When we moved into our house in 2005, the mailbox was faded from its original black to a dull grey turning to white. The pole was a bit shabby, and the newspaper box (we don’t take a newspaper) was covered with something that can only be described as moldew, a greenish-black sheen covering the original letters on the box. The only good thing about it was, you couldn’t read the name of whatever paper it was that we weren’t getting.
You would think that we would have put a simple task like replacing the mailbox, an item that sits in front of the house (well, off to the side of the driveway really) and makes a first impression, one of the top priorities on my honey-do list. No. For whatever reason, we have been content to leave it in place in its decrepit functionality for over two years. I suppose it was because there were no other mailboxes nearby to compare it to, our driveway being several hundred feet from a driveway on either side of us. Then, late last year, the empty lot across the street from us became a construction site, portending new neighbors and most likely, a new mailbox.
Sure enough, the lot was cleared, a house was built, a lawn was rolled out, a double entrance circular driveway was put in, and I began to think about whether or not it was time to replace our aging, completely-out-of-place-in-our-neighborhood mailbox. Secretly I hoped that the new neighbors would put their mailbox on the driveway entrance that was NOT opposite mine, so that I would have more time, say a few years, to decide on a new box, but sadly, they planted a fine new mailbox directly, and I mean directly across the street from ours.
Now don’t get me wrong, this isn’t about the neighbors. In what can only be described as a “this world really is too small” episode, our new neighbors turned out to be a family we served in the Army with in Germany over a decade ago, who had no knowledge that we lived here and were surprised to find they already knew their new neighbors. They are nice people and great neighbors. It isn’t really about their mailbox, which is also very nice. No. This was all about our old sadsack mailbox. Moving up from project 147 to project 1 on the list, it HAD TO GO.
We went to several home improvement stores to find a new mailbox, looked online, browsed through some catalogs, and talked to friends and neighbors before we made this important decision. I point this out because in 2005, while living in Sri Lanka, we bought our house here in the States on on the internet, site unseen and with only the realtor’s photos and a hired house inspection to go by. So as our purchasing history would show, we did a whole lot more research to buy our mailbox than we did our house.
We finally bought a new mailbox in early November, though we agonized more over the mailbox price than we had over the house price, perhaps because they were similar. We bought a new pole, one that would look good with the mailbox of course, and brought both items home to sit in our garage. Christmas came and went, dozens of new toys and gadgets had to be assembled and trash hauled etc, and so the mailbox still sat, unopened, in the garage. Last weekend however, with the winter weather eerily mild (is it global warming or global melting?), we decided to rip out the old mailbox and go for it.

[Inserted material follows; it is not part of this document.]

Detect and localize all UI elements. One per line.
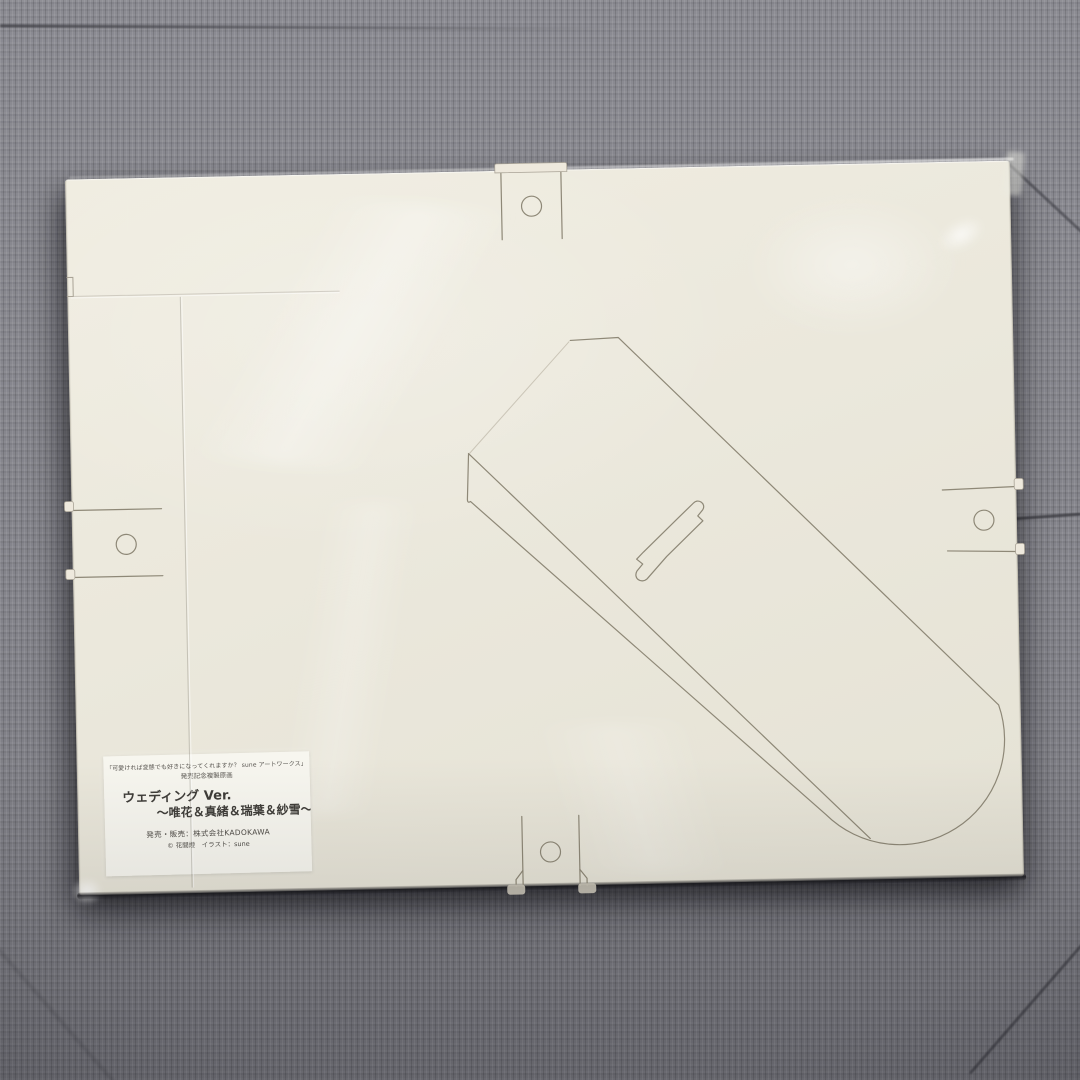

I assembled the tools required, opened the box, consulted the half page of instructions and tried to ascertain which screws were which (I hate instructions where there isn’t an actual size picture of the screw to help sort them) and began to build my new masterpiece. I took breaks from trying to put screws into the metal pole, by beginning to dig the hole. Let me say here, that when the instructions say “dig a hole 20 inches by 9 inches,” they really mean it. I thought…twenty inches deep okay, but do I really want it that big around? While my wife was driving to the nearest Home Improvement center to buy a bag of concrete (see that little picture on the box that indicates an 80 pound bag will be necessary?) I finished digging the hole and assembling the pole and mailbox.
As if on cue, she returned with the concrete mix, we quickly mixed it up in the wheelbarrow, I built supports to hold the pole level and shoveled in the concrete. This is when I found that one 80 pound bag of concrete will not fit in a 20 inch by oh-six-or-so inch hole. Fortunately, my wife did not give me one of those, “you didn’t follow the instructions” looks, happy as she was that after two and a half years we were finally getting a new mailbox, and what’s thirteen pounds of concrete more or less in a happy marriage?
So she stood back and looked at our work with satisfaction while I found someplace to use the extra concrete. Then we cleaned up and went inside to wait the “24 hours or more for concrete to cure” so that I could remove the forms. Then it began to rain. A lot. All night.
We’ve had drought conditions all summer and all fall, and on the one mild day of winter when I go out and dig the wrong size hole and pour not enough concrete into it so that my wife can have a new mailbox that doesn’t match the neighbor’s or overshadow the neighbor’s or look as tacky as our old one or break our budget (not that I have any issues with this project), it rains. Typical. I mean, really.
Today, two days after we installed the mailbox, I finally removed the forms and the concrete was solid, but damp. The new mailbox looks great. I think it should last about ten years, or at the rate I’d likely get to it, fifteen. Add to project list, replace mailbox, project number 1368.